Inchon's turbulent production is more interesting than the film. Moon conceived of MacArthur's landing at Inchon as God's handiwork, presumably elevating Dugout Doug to sainthood. Along with Japanese tycoon Mitsu Haru Ishii, Moon invested a staggering $46,000,000 in the movie, $1.25 million on Laurence Olivier alone. Yet filming was sabotaged by typhoons, earthquakes, uncooperative stars and equipment difficulties. At least one extra died filming a battle scene. All this before opening to universal scorn. Not until Battlefield Earth would Hollywood again witness such messianic hubris.

Inchon mixes the worst qualities of '60s epics like The Longest Day and Reagan-era action flicks. The opening hour presents endless scenes of North Koreans machine gunning civilians. Artfully handled this could be powerful; with Young's hamfisted direction it's execrable. Moon himself was South Korean, yet Inchon makes his countrymen faceless supplicants awaiting rescue by the American ubermensch. Along with MacArthur's constant invocation of God Almighty (ending with the Lord's Prayer) and the presence of young Alexander Haig (John Pochna) it's a conservative wet dream.

Inchon's main sin though is complete incoherence. Robin Moore and Laird Koenig's script never forms into a cogent narrative. The first half intercuts atrocities with treacly vignettes, providing no idea of the military situation, or even basic geography. Soldiers march, civilians flee, and we've no clue where they're going or why. Even when the plot starts to settle, things are dulled by windbag speechmaking and continued digressions. We're over halfway through before MacArthur starts planning the Inchon operation; the landing itself takes up less than 15 minutes.

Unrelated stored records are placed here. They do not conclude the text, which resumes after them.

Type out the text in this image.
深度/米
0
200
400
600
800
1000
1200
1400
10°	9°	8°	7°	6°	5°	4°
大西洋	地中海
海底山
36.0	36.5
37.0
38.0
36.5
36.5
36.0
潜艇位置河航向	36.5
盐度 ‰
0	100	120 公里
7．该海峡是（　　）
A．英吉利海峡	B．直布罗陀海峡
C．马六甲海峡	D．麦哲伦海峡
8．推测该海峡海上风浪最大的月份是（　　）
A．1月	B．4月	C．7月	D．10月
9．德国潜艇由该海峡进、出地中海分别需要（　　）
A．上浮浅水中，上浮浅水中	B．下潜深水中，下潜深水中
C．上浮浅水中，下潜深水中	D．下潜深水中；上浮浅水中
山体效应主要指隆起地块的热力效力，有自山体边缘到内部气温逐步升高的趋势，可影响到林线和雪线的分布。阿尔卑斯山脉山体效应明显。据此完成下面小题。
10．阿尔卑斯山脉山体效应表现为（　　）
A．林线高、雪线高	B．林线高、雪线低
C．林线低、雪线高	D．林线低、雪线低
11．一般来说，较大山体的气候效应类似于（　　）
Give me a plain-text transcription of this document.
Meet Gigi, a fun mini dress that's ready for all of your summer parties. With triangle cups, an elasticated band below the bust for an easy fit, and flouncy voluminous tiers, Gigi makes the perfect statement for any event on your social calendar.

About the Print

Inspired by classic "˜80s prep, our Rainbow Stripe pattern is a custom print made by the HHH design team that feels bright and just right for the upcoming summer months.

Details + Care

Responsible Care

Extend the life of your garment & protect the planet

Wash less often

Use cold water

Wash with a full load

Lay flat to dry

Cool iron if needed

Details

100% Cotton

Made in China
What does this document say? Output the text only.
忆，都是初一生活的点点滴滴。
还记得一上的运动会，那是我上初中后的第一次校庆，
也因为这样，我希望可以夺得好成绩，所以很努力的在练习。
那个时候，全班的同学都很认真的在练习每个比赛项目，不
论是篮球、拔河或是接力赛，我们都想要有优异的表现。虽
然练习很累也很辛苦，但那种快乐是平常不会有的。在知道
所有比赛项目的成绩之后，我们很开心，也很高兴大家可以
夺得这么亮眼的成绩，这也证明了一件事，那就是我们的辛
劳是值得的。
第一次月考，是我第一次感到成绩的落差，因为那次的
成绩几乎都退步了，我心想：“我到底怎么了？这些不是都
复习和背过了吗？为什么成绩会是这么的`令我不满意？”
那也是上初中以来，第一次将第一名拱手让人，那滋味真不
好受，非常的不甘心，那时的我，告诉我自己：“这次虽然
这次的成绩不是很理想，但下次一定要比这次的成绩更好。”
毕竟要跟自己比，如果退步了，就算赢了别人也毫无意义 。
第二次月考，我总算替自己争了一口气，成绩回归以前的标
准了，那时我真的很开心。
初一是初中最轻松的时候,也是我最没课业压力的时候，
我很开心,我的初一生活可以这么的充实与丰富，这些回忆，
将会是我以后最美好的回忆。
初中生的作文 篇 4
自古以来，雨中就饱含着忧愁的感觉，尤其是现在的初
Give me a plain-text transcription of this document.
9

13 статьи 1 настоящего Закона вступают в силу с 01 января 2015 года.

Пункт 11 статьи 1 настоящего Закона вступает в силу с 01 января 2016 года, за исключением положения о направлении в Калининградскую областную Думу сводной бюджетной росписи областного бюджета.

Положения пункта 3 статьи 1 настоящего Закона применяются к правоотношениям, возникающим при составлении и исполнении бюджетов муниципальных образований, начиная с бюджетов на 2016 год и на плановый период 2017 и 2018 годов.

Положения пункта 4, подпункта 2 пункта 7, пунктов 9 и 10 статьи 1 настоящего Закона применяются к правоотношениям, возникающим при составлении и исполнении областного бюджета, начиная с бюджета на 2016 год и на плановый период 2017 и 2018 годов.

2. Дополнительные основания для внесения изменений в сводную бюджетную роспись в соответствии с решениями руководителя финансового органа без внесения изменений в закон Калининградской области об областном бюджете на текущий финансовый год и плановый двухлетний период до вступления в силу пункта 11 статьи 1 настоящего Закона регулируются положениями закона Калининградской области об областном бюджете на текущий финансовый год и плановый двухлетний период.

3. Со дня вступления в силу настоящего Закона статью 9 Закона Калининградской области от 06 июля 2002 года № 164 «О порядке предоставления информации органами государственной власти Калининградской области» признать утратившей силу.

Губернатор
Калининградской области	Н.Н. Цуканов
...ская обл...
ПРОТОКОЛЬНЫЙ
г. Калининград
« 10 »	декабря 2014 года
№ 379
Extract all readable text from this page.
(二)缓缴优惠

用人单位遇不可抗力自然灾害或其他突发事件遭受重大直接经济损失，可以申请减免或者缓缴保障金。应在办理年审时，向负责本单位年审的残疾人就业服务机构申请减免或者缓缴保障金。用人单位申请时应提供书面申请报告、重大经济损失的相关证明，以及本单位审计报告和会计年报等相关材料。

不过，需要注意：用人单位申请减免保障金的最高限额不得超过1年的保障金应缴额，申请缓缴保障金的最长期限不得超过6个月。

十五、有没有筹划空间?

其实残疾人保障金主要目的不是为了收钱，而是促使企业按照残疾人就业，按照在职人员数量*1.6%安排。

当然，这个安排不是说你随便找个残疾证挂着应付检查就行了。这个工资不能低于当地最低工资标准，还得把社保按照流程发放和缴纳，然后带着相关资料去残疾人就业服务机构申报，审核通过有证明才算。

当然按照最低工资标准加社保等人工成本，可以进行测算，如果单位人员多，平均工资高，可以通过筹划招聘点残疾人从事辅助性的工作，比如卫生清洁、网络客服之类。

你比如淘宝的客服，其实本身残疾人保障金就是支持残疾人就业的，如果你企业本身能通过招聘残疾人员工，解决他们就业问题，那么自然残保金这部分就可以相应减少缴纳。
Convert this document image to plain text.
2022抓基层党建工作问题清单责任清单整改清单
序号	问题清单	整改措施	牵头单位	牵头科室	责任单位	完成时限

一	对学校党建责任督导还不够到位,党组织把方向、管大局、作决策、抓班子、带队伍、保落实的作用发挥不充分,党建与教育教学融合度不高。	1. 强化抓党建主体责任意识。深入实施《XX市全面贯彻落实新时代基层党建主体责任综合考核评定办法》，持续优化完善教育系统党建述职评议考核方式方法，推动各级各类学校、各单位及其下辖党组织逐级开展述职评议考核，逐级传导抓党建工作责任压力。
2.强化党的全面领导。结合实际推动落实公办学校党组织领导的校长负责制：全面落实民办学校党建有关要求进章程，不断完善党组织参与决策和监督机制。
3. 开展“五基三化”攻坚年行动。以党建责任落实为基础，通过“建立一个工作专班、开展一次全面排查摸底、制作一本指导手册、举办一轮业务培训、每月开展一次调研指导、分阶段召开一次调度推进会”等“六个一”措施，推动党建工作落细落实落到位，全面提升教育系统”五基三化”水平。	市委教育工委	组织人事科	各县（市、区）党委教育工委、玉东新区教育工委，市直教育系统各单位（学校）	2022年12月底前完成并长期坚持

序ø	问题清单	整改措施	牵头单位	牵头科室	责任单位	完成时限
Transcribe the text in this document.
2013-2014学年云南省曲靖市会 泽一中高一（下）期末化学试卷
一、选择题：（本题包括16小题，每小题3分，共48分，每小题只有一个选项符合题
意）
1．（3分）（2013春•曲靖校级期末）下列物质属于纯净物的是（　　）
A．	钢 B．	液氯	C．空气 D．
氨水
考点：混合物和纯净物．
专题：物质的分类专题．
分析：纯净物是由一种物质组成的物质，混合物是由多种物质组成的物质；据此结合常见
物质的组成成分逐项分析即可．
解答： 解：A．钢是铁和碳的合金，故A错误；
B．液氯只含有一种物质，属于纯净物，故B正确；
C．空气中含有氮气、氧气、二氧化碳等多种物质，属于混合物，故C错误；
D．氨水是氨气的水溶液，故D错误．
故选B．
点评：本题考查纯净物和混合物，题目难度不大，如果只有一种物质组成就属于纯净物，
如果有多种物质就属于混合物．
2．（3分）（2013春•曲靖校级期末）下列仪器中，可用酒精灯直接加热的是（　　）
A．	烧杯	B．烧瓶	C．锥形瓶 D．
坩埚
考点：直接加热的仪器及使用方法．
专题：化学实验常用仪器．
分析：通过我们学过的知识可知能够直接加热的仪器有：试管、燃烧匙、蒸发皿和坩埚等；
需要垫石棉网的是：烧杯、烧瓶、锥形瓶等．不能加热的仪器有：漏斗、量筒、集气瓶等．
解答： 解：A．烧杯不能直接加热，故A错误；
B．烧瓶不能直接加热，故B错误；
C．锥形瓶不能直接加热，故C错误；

Like a bad disaster movie, Inchon insists on cramming facile "human elements" between explosions. Major Hallsworth carries on with a feisty Korean girl (Karen Khan) when not providing exposition. Sergeant Henderson does little besides drive a jeep and, in one scene, a motorcycle. These bozos are tight with MacArthur, who dragoons them into an 11th hour commando mission. Meanwhile, Barbara's out shopping when the invasion begins. Later she drives five orphans through an air raid, all while whining about traffic. Damn those Reds for inconveniencing her antiquing!

Finally, Inchon fails the most important test: action. Terence Young directed several James Bond flicks, but you wouldn't know it watching Inchon. The big battles mix stock footage with phony special effects and laughable staging. In several scenes, extras go flying from explosions that haven't detonated yet! Some set pieces feature thousands of extras, yet still manage to look cheap. The Medveds report that psychic Jeanne Dixon advised Moon to hire Young, after consultation with MacArthur's ghost. Begging the question: what God was Moon invoking, exactly?

Laurence Olivier invites the easiest criticism. He's not helped by a script that conceives MacArthur as a humble soldier rather than history's charismatic warmonger. But Olivier deserves much of the blame. Physically, his makeup less recalls MacArthur than Boris Karloff's Mummy. Then there's his accent, sounding like W.C. Fields and Gary Cooper's bastard son. When all else fails, Olivier shouts to God, bugs out his eyes and even shares a double-take with a bust of Caesar. Rarely has an actor put so much effort into being terrible.

Larry's co-stars fare little better. Ben Gazara and Richard Roundtree putter aimlessly around Korea, conveniently remaining at the center of events. Jacqueline Bissett's anachronistic low-cut dress provides one of Inchon's few pleasures. Playing a Korean fisherman, Toshiro Mifune is just plain embarrassing. David Janssen plays a grouchy reporter, film critic Rex Reed (!) his whiny sidekick. Gabriele Ferzetti cameos as a Turkish general. One hopes they too were paid well.

Ultimately, Inchon fascinates in the way only a truly bad movie can. Reverend Moon clearly intended this movie to sell his unique religion to the masses. Given the litany of disasters during and after production, it's safe to assume God (or Doug MacArthur's ghost) was laughing at him.